Doch das sonnenfreie Vegetarierparadies in Hammerbrook kann unmöglich allein mit ökologischen Vernunftargumenten am Leben erhalten werden. Lediglich acht Prozent der hier gehandelten Früchte sind heimischen Ursprungs. Es gibt nur einen echten Biohändler (allerdings viele Anbieter von Biowaren). Und da in der neuen Arbeitswelt trotz vermehrtem Homeoffice kaum noch jemand selbst kocht, dafür aber eine polyglotte Bestellkultur bei der Weltküche herrscht, ist der Bedarf nach regionalem Saisongemüse, das auch ohne Glutamat schmeckt, eher ein Nischensegment für bewusstes Essen.

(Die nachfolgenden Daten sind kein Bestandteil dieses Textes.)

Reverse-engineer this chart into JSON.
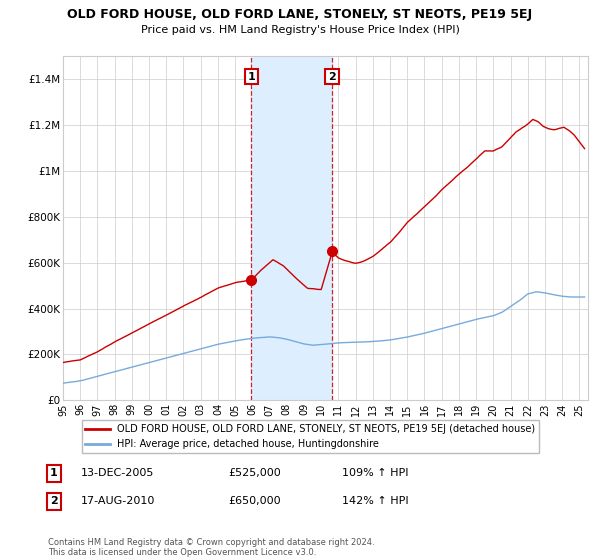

Aber das heißt natürlich nicht, dass der größte Großmarkt Europas und seine 6200 Gewerbekunden die Zeichen der Zeit verschlafen. Viele energieaufwändige Gewächs- und Kühlhäuser der lokalen Erzeuger werden mit Strom aus regenerativen Quellen unterhalten, auch die von Christian Meyer, der seine Tomatenpflanzen sogar von Gewächshaushummeln bestäuben lässt. Die Großmarkthalle hat eine Fotovoltaik-Anlage, die weiter ausgebaut wird. Und seit 20 Jahren dürfen auf dem Schachbrettmuster der Verkehrswege nur elektrisch betriebene Gabelstapler fahren (ursprünglich allerdings aus Feuerschutzgründen). Deren geräuscharme Fortbewegung ist für den ungeübten Rumschnüffler jedoch partiell lebensgefährlich.
Die orangen Hebeflitzer mit ihren teilweise blaufarbigen Lichtkoronen zur optischen Warnung sind so leise wie schnell, dass der Fremdling ständig reflexartig zur Seite spritzen muss. Allerdings haben Ungeübte hier sowieso keinen Zutritt. Niemand darf ohne Händlerausweis in der Großmarkthalle einkaufen. Nicht einmal die 3200 Beschäftigten des städtischen Betriebs, der für den reibungslosen und freundlichen Ablauf in dem auffälligen Baudenkmal verantwortlich ist. Geschenkt kriegen dürfen sie aber schon mal etwas, Äpfel aus dem Alten Land zum Beispiel. Das Nightlife der Gemüsefrische lebt hier in quasi familiärer Ungezwungenheit, und außerdem muss man ja wissen, was schmeckt. Äpfel aus dem Alten Land zum Beispiel.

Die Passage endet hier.